Rappler MovePH Executive Director Rupert Ambil provided a different perspective with the use of social media.
“We are like an audit system of what the government provides,” he said.
With the use of social media, Ambil added that the world of communication has changed. Social media has become a tool for social good, which allows a normal citizen to report events happening on the ground.
Lt. Col. Sadang, acknowledges that the government needs all the help they can get. Times have changed and the “whole of nation” approach is already called for.
“We need the 3Ps. P+P+P=0. Mathematically wrong, but in disaster response it is correct. People + Public + Private = Zero Casualty,” joked Sadang in a mix of English and Filipino.

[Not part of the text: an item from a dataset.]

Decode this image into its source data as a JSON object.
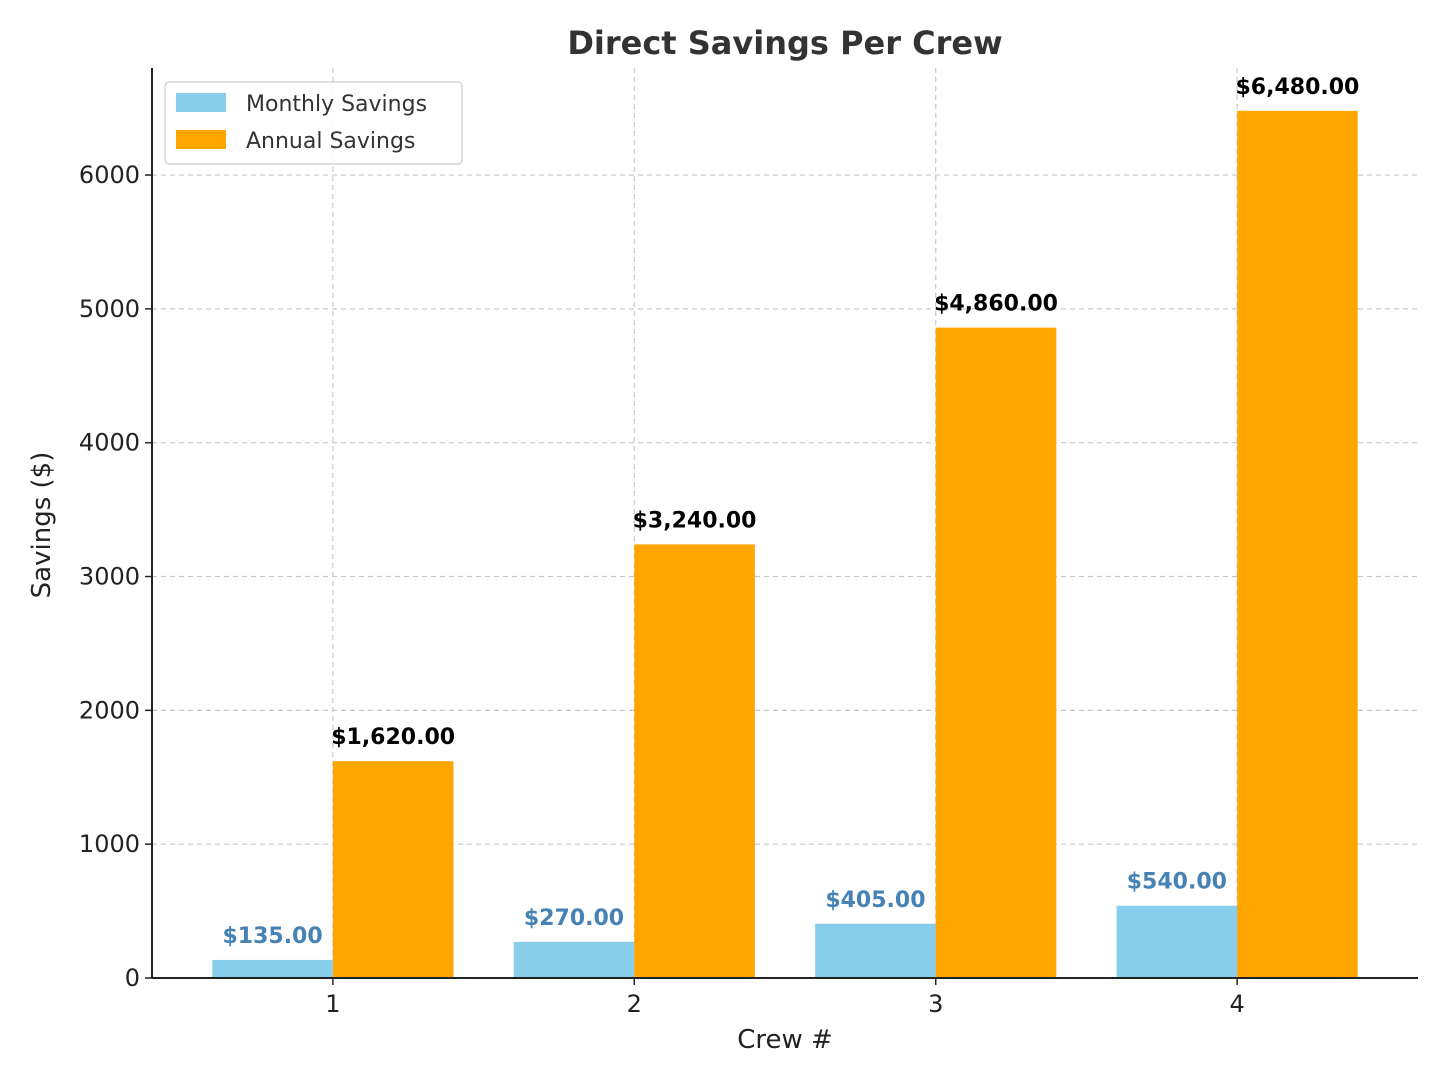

He iterated how important it is for multiple sectors to work together to produce the zero casualty during disasters. If there was one P removed from the equation, then it would no longer equate to zero.
“Hindi kami ang Harry Potter ng DRRM. Hindi namin kayang mag-isa. Kung kaya namin eh di sana ganun na lang (We are not the Harry Potter of DRRM. We can't do it alone. If we could, we would do it like that),” the AFP officer added as he acts like he is wave a wand. — Rappler.com
Born and raised in Butuan City, Pocholo Espina is a Rappler Mover and a Health Science student of the Ateneo de Manila University.